Du serment de l'écrivain du roi et de Diderot.
Un paradoxe hilarant.
L'illustre philosophe français, passé à la moulinette des théâtreux iconoclastes flamands. Ou comment l'humour est un moyen efficace de poser des questions sérieuses.
La grande salle du Théâtre de la Bastille n'est plus comme on la connaissait. Les fauteuils rouges restent vacants et le plateau, réduit au strict minimum, est investi par trois comédiens aux crânes rasés et de noir vêtus. On les observe, plus de deux heures durant, assis bilatéralement sur des chaises en bois. Un dispositif bi-frontal, où chaque rangée de spectateurs ne perd jamais de vue celles d'en face, pour traiter de théâtre, des acteurs, du public et, en passant, de Diderot.
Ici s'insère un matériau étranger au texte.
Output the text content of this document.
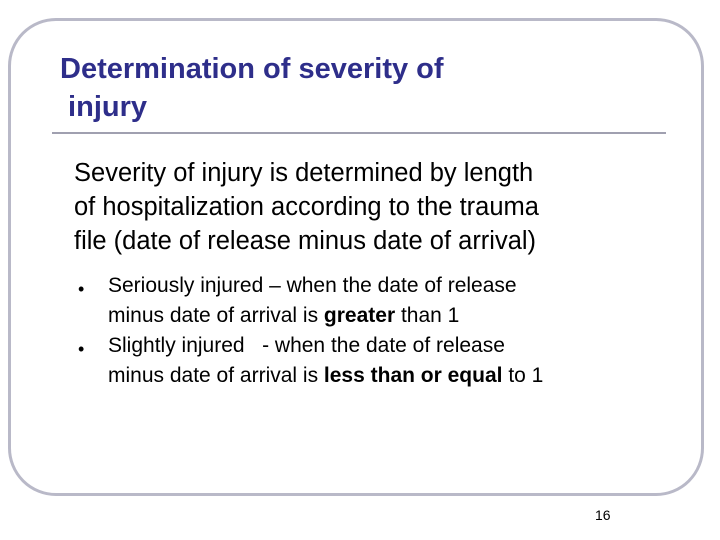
Determination of severity of
injury
Severity of injury is determined by length
of hospitalization according to the trauma
file (date of release minus date of arrival)
• Seriously injured – when the date of release
minus date of arrival is greater than 1
• Slightly injured   - when the date of release
minus date of arrival is less than or equal to 1
16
Peter Van den Eede, Mattias de Koning et Damiaan De Schrijver, dont les noms de famille sont cachés dans le titre original du spectacle Vandeneedevandeschrijvervandekoniggendiderot - clin d'œil au Ritterdenevoss, de Thomas Bernhard, traduit en français comme Déjeuner chez Wittgenstein -, se livrent à une performance de haute voltige. Dans un déséquilibre physique constant, à force de tomber les uns sur les autres et de buter sur les éléments du décor, ils sortent de leurs mallettes toutes sortes d'objets, de préférence inattendus : poissons, poulets, asperges, oranges et fromages en plastique, qu'ils disposent sur la table, comme autant de natures (vraiment) mortes, des vrais glaçons et du thé (très) chaud qu'ils préparent sur place, des capsules d'hémoglobine avec laquelle ils se barbouillent, ou des cannes pour se battre, se prendre les pieds dedans et emporter dans leurs chutes soigneusement maîtrisées nappe et couverts.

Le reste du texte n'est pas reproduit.